On Fri, Nov 10, 2017 at 6:36 PM, Linus Torvalds torvalds@linux-foundation.org wrote:
[ Bringing in the gcc plugin people and the kernel hardening list, since it now is no longer even remotely looking like a nfsd, vfs or filesystem issue any more ]
Kees, Emese, the whole thread is on lkml, but there's clearly something horribly wrong with RANDSTRUCT, and it's not new even though it looked that way for a while.
It wouldn't be the first issue we've seen; it's (obviously) a pretty aggressive change to the resulting build.
Patrick seems to trigger it with nfsd, so it might be specific to that.
Alternatively, it might just be that very few people run RANDSTRUCT-built kernels, or just have been lucky with the seeding.
Given its potential cache-line abuse, I'm not surprised that its usage is more limited than other features.
Sorry for top-posting, but there's not really anything in the email itself to reply to, other than saying thanks to Patrick for narrowing it down like this.
Agreed; thanks Patrick! :) Given that the issue is non-deterministic, I wonder if the bug is related to some kind of missing RCU or barrier that goes unnoticed in normal struct layouts.
It would have been very interesting if it had actually bisected to something, but it seems that the real issue is just the choice of seeding for RANDSTRUCT.
That's where we've seen bugs in the past: some pathological ordering of a struct uncovers a corner case. In the past it's been much more deterministic: doesn't build, or immediately crashes on boot, etc.
I'll take a closer look at this and see if I can provide something to narrow it down.
-Kees
Linus
On Fri, Nov 10, 2017 at 4:27 PM, Patrick McLean chutzpah@gentoo.org wrote:
On 2017-11-10 03:26 PM, Patrick McLean wrote:
On 2017-11-10 10:42 AM, Linus Torvalds wrote:
I really don't see anything that looks even half-way suspicious in that 4.13.8..11 range. But as mentioned, compiler interactions can be _really_ subtle.
And hey, it can be a real kernel bug too, that just happens to be exposed by RANDSTRUCT, so a bisect really would be very nice.
I am working on bisecting the issue now, but I think I have some more evidence pointing to a compiler issue related to RANDSTRUCT. There are actually 3 issues that we have seen. Sometimes we get the null pointer deref in the initial message, sometimes we get the GPF, and sometimes we see an issue where the NFS clients see all files as root-owned directories. Any given kernel will always see the same issue, but after a "make mrproper" and recompile (with the same .config), the issue will often change. I suspect that all 3 of these problems are actually the same issue manifesting itself in different ways depending on what seed the RANDSTRUCT gcc plugin is using.

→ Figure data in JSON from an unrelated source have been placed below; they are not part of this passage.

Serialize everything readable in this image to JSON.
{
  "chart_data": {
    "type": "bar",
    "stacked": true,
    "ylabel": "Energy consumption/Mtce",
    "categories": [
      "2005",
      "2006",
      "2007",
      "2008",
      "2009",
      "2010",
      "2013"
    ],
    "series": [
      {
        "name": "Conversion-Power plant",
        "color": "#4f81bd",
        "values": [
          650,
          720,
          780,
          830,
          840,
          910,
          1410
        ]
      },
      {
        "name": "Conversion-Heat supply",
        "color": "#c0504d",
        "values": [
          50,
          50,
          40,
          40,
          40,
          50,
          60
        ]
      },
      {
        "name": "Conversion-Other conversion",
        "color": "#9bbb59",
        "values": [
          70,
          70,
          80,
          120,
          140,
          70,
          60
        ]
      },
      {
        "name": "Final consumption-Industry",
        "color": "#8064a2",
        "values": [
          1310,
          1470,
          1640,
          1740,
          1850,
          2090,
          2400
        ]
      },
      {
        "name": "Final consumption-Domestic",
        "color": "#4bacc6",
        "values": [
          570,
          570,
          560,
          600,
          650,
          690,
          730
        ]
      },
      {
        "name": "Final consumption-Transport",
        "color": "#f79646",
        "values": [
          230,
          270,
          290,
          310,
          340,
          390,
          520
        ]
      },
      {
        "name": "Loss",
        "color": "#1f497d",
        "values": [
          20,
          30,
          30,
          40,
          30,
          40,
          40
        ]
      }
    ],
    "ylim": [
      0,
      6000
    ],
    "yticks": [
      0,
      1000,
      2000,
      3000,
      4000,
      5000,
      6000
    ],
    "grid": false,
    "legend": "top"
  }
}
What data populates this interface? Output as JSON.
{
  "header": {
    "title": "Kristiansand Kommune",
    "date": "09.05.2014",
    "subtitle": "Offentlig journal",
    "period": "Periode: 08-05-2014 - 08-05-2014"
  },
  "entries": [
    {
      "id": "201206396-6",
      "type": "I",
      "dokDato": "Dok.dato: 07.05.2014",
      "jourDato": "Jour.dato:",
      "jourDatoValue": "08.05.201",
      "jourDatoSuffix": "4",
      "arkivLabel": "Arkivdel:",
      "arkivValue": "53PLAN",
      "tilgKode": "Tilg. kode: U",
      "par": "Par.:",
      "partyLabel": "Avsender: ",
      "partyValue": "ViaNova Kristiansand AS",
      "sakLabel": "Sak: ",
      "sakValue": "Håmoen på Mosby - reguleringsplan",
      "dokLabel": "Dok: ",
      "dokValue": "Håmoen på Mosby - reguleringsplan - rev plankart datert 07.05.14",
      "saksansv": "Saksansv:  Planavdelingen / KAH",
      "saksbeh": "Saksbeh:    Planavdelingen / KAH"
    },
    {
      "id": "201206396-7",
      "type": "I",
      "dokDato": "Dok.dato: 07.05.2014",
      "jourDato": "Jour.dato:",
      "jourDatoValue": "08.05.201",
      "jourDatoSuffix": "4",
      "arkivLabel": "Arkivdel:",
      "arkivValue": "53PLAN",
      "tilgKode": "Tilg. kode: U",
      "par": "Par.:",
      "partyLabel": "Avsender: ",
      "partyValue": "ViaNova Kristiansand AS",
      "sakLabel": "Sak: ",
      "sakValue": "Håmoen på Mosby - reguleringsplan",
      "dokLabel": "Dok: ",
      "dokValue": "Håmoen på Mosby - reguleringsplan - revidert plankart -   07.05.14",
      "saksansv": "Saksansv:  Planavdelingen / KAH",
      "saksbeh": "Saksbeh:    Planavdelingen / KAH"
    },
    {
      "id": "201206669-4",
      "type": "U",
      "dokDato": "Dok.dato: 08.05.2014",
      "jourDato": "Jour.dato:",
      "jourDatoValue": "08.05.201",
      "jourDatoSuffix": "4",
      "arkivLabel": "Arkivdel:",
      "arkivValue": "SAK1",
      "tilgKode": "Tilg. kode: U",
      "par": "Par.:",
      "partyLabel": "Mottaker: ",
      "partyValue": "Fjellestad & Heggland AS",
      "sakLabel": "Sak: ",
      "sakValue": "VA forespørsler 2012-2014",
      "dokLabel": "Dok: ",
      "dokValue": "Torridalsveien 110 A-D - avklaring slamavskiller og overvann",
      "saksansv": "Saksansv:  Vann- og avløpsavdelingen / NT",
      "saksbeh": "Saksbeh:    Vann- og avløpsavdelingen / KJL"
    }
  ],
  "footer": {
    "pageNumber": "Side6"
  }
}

Further update on this, using the same seed for RANDSTRUCT, I have reproduced this issue on v4.13.0, so it does not seem to be recently introduced. The older kernel apparently only worked for us because we were lucky. Generally we always compile new kernels from a fresh tree, so they are never using the same seed.
In case someone wants to play with this, here are some interesting seeds (in include/generated/randomize_layout_hash.h):
Produce a NULL pointer dereference (though I am not sure what the client does to produce this). 5970d6494d0f4236ec57147a46e700f4f501536236d96f6f68ea223e06a258bc
All files for nfsd4 clients appear as directories owned as root, no matter the real owner (this happens for all clients we have tested): 3f158cd1014800ce5eb6c1f532ac64f2357fdb9a684096557d2fbb1d281f325e
This is the seed that was breaking motherboards (make sure you have a way to flash the BIOS with this one): 3e32f2d1b4a3dde9f2fd95151386cd1d5bd6167597a0b868f6273aabfc5712dd
Finally, here is a seed that produces a kernel that does not exhibit any problems we are aware of: e8698c12137fcd1dcbff6d1ed97e5d766128447a27ce9f9d61e0cb8c05ad4d3b
Because in the end, compiler bugs are very rare. They are particularly annoying when they do happen, though, so they loom big in the mind of people who have had to chase them down.